Elements of the ongoing player protests to date have included a three-day (though mid-week, during the slowest point of Stars’s weekly traffic cycle) boycott by 2,500 or more PokerStars players, and the public wearing of t-shirts protesting Stars’ benefit slashing, worn by numerous players at the Stars-affiliated EPT Prague event.
The largest controversy between Stars and its high-volume players remains the way in the way in which the cutbacks were announced — or, in many players’ opinions, withheld from the playing public for nearly a year. PokerStars issued a general statement roughly a year ago that changes would be coming to its VIP program, then waited until early November to confirm the information leaked on the Russian-language site. Meanwhile, the site’s highest-volume players had continued putting in hundreds of thousands of hands, since information regarding the current VIP (including SNE) benefits remained unchanged on the Stars site, and such benefits have traditionally had a one-year rollover, due to the time invested in reaching the highest levels and best rewards, such as Supernova Elite.

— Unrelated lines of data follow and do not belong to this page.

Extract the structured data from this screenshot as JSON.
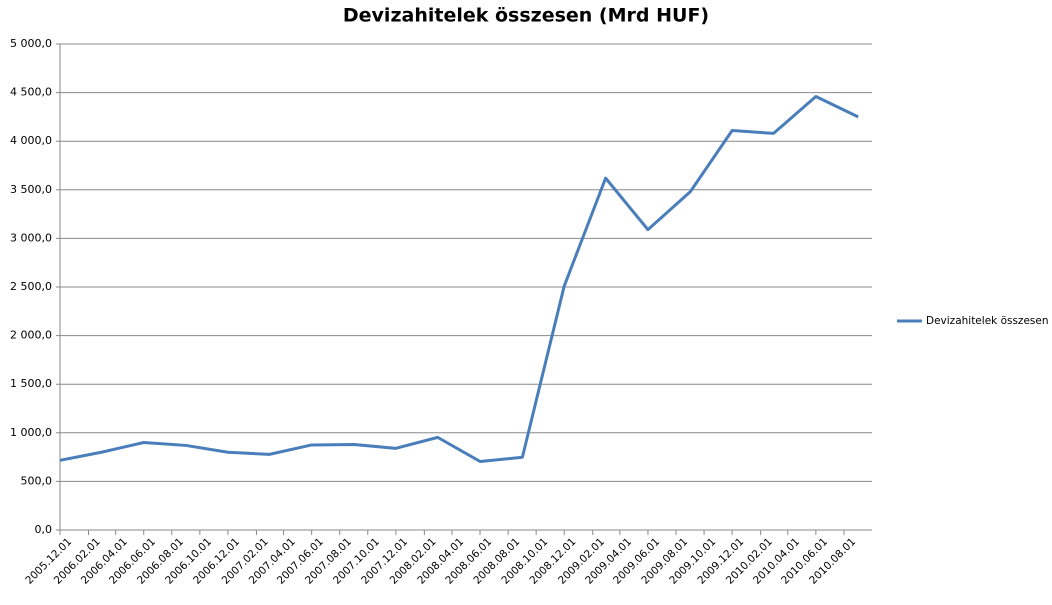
{
  "chart_data": {
    "type": "line",
    "title": "Devizahitelek összesen (Mrd HUF)",
    "x": [
      "2005.12.01",
      "2006.03.01",
      "2006.06.01",
      "2006.09.01",
      "2006.12.01",
      "2007.03.01",
      "2007.06.01",
      "2007.09.01",
      "2007.12.01",
      "2008.03.01",
      "2008.06.01",
      "2008.09.01",
      "2008.12.01",
      "2009.03.01",
      "2009.06.01",
      "2009.09.01",
      "2009.12.01",
      "2010.03.01",
      "2010.06.01",
      "2010.09.01"
    ],
    "series": [
      {
        "name": "Devizahitelek összesen",
        "color": "#4a7ebb",
        "values": [
          717,
          800,
          900,
          870,
          800,
          778,
          875,
          880,
          840,
          953,
          705,
          748,
          2510,
          3620,
          3090,
          3480,
          4110,
          4080,
          4460,
          4250
        ]
      }
    ],
    "xlim": [
      "2005.12.01",
      "2010.10.01"
    ],
    "xticks": [
      "2005.12.01",
      "2006.02.01",
      "2006.04.01",
      "2006.06.01",
      "2006.08.01",
      "2006.10.01",
      "2006.12.01",
      "2007.02.01",
      "2007.04.01",
      "2007.06.01",
      "2007.08.01",
      "2007.10.01",
      "2007.12.01",
      "2008.02.01",
      "2008.04.01",
      "2008.06.01",
      "2008.08.01",
      "2008.10.01",
      "2008.12.01",
      "2009.02.01",
      "2009.04.01",
      "2009.06.01",
      "2009.08.01",
      "2009.10.01",
      "2009.12.01",
      "2010.02.01",
      "2010.04.01",
      "2010.06.01",
      "2010.08.01"
    ],
    "ylim": [
      0,
      5000
    ],
    "yticks": [
      {
        "value": 0,
        "label": "0,0"
      },
      {
        "value": 500,
        "label": "500,0"
      },
      {
        "value": 1000,
        "label": "1 000,0"
      },
      {
        "value": 1500,
        "label": "1 500,0"
      },
      {
        "value": 2000,
        "label": "2 000,0"
      },
      {
        "value": 2500,
        "label": "2 500,0"
      },
      {
        "value": 3000,
        "label": "3 000,0"
      },
      {
        "value": 3500,
        "label": "3 500,0"
      },
      {
        "value": 4000,
        "label": "4 000,0"
      },
      {
        "value": 4500,
        "label": "4 500,0"
      },
      {
        "value": 5000,
        "label": "5 000,0"
      }
    ],
    "grid": true,
    "legend": "right"
  }
}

However — and this reporter notes this while being more up to date on US laws then European and UK ones — loyalty offerings such as PokerStars’ former VIP program generally carry disclaimers that its provisions are subject to change at any time, without advance notice. Affected players have alleged that Stars’ program cutbacks amount to fraud by deception, but whether those claims have any legal merit is far beyond the scope of this update.
Nonetheless, PokerStars and Amaya’s industry-wide goodwill have taken a serious hit, whether or not the cutbacks were necessary, as the company’s statements have implied, for the long-term health, even survival of PokerStars and Amaya.
Wrote Millar on his “@Kanupoker” Twitter account, about his resignation:
I’d like to apologise to the players for my complete failure to be able to help in any way with the recent pokerstars VIP changes (1/2)
— Alex Millar (@Kanupoker) December 15, 2015
With @RealKidPoker eventually failing as well I no longer feel I can represent the company and I have now left Team Pro Online (2/2)
— Alex Millar (@Kanupoker) December 15, 2015
Following widespread Tweets and forum posts of support from his fellow online players, Millar added this:
Thanks for the messages of support, I would reply individually but don’t want to act like this is a celebration when it’s really a failure
— Alex Millar (@Kanupoker) December 16, 2015
PokerStars has not issued a statement regarding Millar’s resignation, but has removed virtually all mention of Millar in connection with its Team PokerStars Online program. Only a few old blog posts of Millar’s remain on PokerStars’ web site.
As for Daniel Negreanu, just lightly referred to in Millar’s Tweets, a separate but related fury continues to swirl. Negreanu remains embroiled amid claims of rampant hypocrisy, including claims that his possible resignation as Stars’ most prominent sponsored player was “in play” as a result of the VIP program dispute. We’ll look at the Negreanu part of the situation in a separate post.